Improvement All Around

By Malcolm Fleschner

A new year is here and that means it’s time to think about New Year’s resolutions. Sure, you could go with one of the more traditional goals – lose weight, increase your involvement with the church, spend more time with your spouse – but why set yourself up for failure yet again? Instead, how about resolving to improve your work environment, not only for yourself but also for the people who work under you?

Richard Hadden and Bill Catlette (, authors of the best-selling management guidebook Contented Cows Give Better Milk (Williford Communication, 2000), offer the following 10 tips for sprucing up the attitude around the office.

1. Say thanks.
This was a tough year for many people in the United States, as well as around the globe. If you know people in or connected to your department who gave selflessly to help Hurricane Katrina victims, let them know their contribution was appreciated. Likewise for everyone who’s served in the military in Afghanistan or Iraq. Regardless of your feelings on the war, these folks deserve to know that the people who have stayed home are aware of their sacrifices.

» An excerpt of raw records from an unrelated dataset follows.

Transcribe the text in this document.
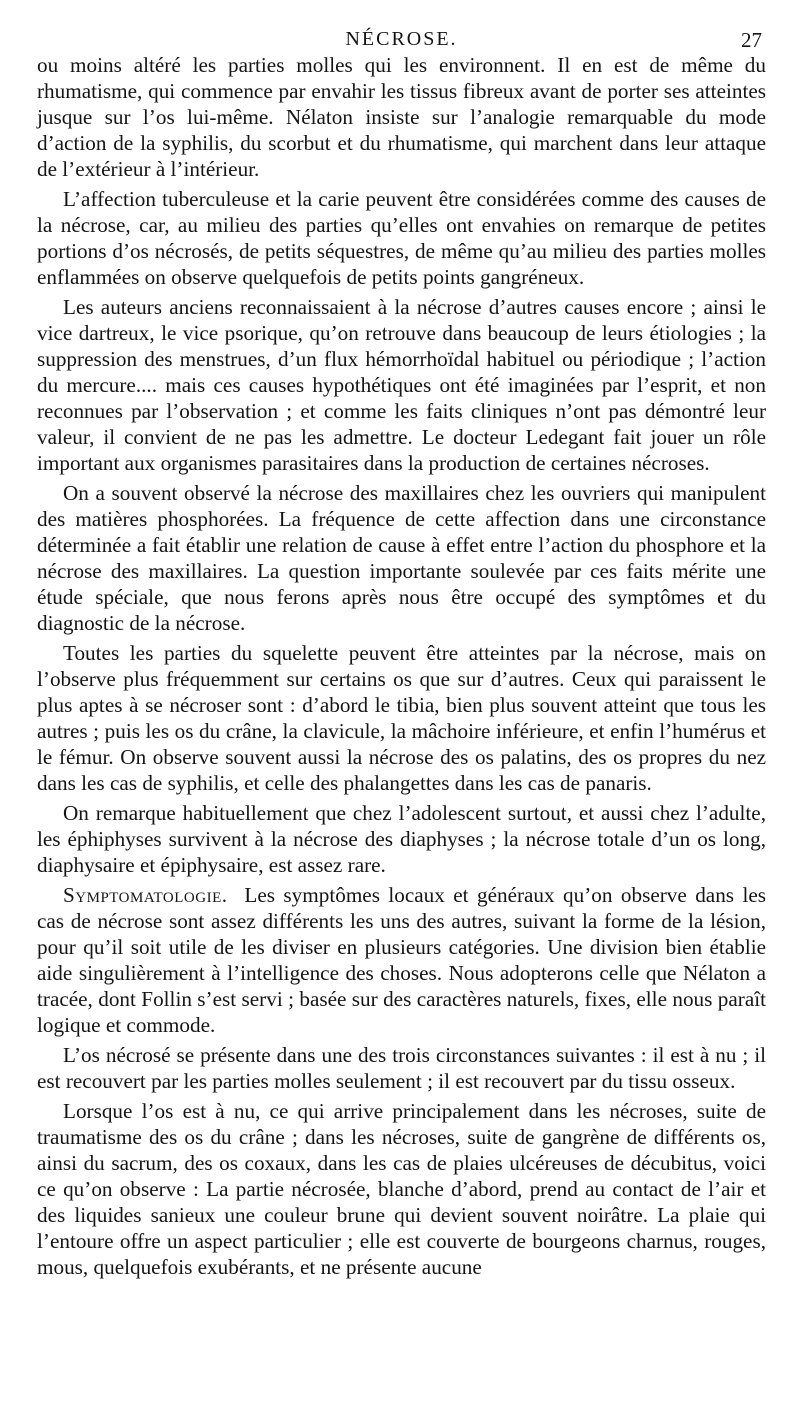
NÉCROSE.	27

ou moins altéré les parties molles qui les environnent. Il en est de même du rhumatisme, qui commence par envahir les tissus fibreux avant de porter ses atteintes jusque sur l’os lui-même. Nélaton insiste sur l’analogie remarquable du mode d’action de la syphilis, du scorbut et du rhumatisme, qui marchent dans leur attaque de l’extérieur à l’intérieur.

L’affection tuberculeuse et la carie peuvent être considérées comme des causes de la nécrose, car, au milieu des parties qu’elles ont envahies on remarque de petites portions d’os nécrosés, de petits séquestres, de même qu’au milieu des parties molles enflammées on observe quelquefois de petits points gangréneux.

Les auteurs anciens reconnaissaient à la nécrose d’autres causes encore ; ainsi le vice dartreux, le vice psorique, qu’on retrouve dans beaucoup de leurs étiologies ; la suppression des menstrues, d’un flux hémorrhoïdal habituel ou périodique ; l’action du mercure.... mais ces causes hypothétiques ont été imaginées par l’esprit, et non reconnues par l’observation ; et comme les faits cliniques n’ont pas démontré leur valeur, il convient de ne pas les admettre. Le docteur Ledegant fait jouer un rôle important aux organismes parasitaires dans la production de certaines nécroses.

On a souvent observé la nécrose des maxillaires chez les ouvriers qui manipulent des matières phosphorées. La fréquence de cette affection dans une circonstance déterminée a fait établir une relation de cause à effet entre l’action du phosphore et la nécrose des maxillaires. La question importante soulevée par ces faits mérite une étude spéciale, que nous ferons après nous être occupé des symptômes et du diagnostic de la nécrose.

Toutes les parties du squelette peuvent être atteintes par la nécrose, mais on l’observe plus fréquemment sur certains os que sur d’autres. Ceux qui paraissent le plus aptes à se nécroser sont : d’abord le tibia, bien plus souvent atteint que tous les autres ; puis les os du crâne, la clavicule, la mâchoire inférieure, et enfin l’humérus et le fémur. On observe souvent aussi la nécrose des os palatins, des os propres du nez dans les cas de syphilis, et celle des phalangettes dans les cas de panaris.

On remarque habituellement que chez l’adolescent surtout, et aussi chez l’adulte, les éphiphyses survivent à la nécrose des diaphyses ; la nécrose totale d’un os long, diaphysaire et épiphysaire, est assez rare.

Symptomatologie. Les symptômes locaux et généraux qu’on observe dans les cas de nécrose sont assez différents les uns des autres, suivant la forme de la lésion, pour qu’il soit utile de les diviser en plusieurs catégories. Une division bien établie aide singulièrement à l’intelligence des choses. Nous adopterons celle que Nélaton a tracée, dont Follin s’est servi ; basée sur des caractères naturels, fixes, elle nous paraît logique et commode.

L’os nécrosé se présente dans une des trois circonstances suivantes : il est à nu ; il est recouvert par les parties molles seulement ; il est recouvert par du tissu osseux.

Lorsque l’os est à nu, ce qui arrive principalement dans les nécroses, suite de traumatisme des os du crâne ; dans les nécroses, suite de gangrène de différents os, ainsi du sacrum, des os coxaux, dans les cas de plaies ulcéreuses de décubitus, voici ce qu’on observe : La partie nécrosée, blanche d’abord, prend au contact de l’air et des liquides sanieux une couleur brune qui devient souvent noirâtre. La plaie qui l’entoure offre un aspect particulier ; elle est couverte de bourgeons charnus, rouges, mous, quelquefois exubérants, et ne présente aucune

2. Perform on the spot evaluations.
Get up from your desk right now and go tell two people on your team how they’re doing. Start with a team member who isn’t performing up to the expectations you set during your last goal-setting session – you are conducting these, right?. Be honest, but also offer every level of support you can to help get the person back on track toward achieving the objectives. This task accomplished, move on to someone who’s going great guns and give that person a hearty dose of acknowledgement.

3. Ask your rookie how it is going.
Seek out an employee who’s been with the organization for less than 30 days. Tell him or her that you know things can be overwhelming when you start a new job and that important orientation concerns can fall by the wayside. Ask if there’s anything he or she needs – information, a piece of equipment, the combination to the restroom door, tips for how to navigate the company’s online benefits account – and then help him or her find it.

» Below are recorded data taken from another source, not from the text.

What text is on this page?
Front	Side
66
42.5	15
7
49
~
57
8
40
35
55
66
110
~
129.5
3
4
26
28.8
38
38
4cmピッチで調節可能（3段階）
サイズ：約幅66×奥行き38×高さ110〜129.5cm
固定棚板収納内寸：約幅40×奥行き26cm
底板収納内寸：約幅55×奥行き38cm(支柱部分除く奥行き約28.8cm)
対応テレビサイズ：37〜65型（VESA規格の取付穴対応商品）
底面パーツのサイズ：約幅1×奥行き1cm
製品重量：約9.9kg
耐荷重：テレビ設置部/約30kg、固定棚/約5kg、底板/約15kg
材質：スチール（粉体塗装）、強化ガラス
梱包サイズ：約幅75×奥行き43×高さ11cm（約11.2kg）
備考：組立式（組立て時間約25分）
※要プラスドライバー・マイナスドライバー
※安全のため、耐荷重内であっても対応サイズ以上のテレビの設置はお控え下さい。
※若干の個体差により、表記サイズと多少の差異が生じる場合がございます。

4. Say a word to the unwise.
In every organization there invariably are one or two team members who fail to pick up on some of the “unwritten rules” guiding workplace behavior. If there’s someone in your company who wears borderline inappropriate clothing to client meetings, lays on the perfume too thickly or maybe speaks a bit frankly about personal matters, take them aside and have a discreet chat about why altering their behavior might be a good idea.

5. Just do it.
Based on your last employee survey or even the office scuttlebutt, what’s the single greatest complaint people in your office talk about? Is there anything you can do about it? Ignore the bureaucracy, the task forces, the special Senate subcommittees and all the other obstacles preventing you from taking action and if there is something you can do right now to provide your employees with relief, do it.

6. Get input from others.
As you prepare to make your next big pronouncement from on high to everyone in the organization, stop and ask yourself: Do I really know what I’m talking about? If there are others around with more information, training or inherent ability, be sure to get their input first.

7. Switch seats.
The next time you’re flying with a team member on business and you (but only you) get upgraded to first class, go ahead and trade seats.

8. Cool your jets.
Do you ever lose your cool and let loose with a little too much anger when you’re chewing out an employee? If so, the next time this situation arises instead of blowing up take a moment to calm down, collect your thoughts and deliver them in regulated tones. Engage in a constructive discussion with the person about what went wrong. This way you’ll keep your blood pressure down and it’s more likely that your conversation will actually have a positive effect.

9. Walk this way. Have you ever sent an email to someone who works in the same building? Next time get out of your office and hoof it over to deliver the message in person.

10. Cut your losses.
Firing nonperformers is probably the most unpleasant part of managing people. That’s why this task so frequently is put off. Is there someone in your organization right now you know you should let go, but you’ve been procrastinating for months, perhaps even years? Do it now. It’s best for you, for the organization and, eventually, for the nonperforming employee who will get the chance to find a job more suited to his or her talents.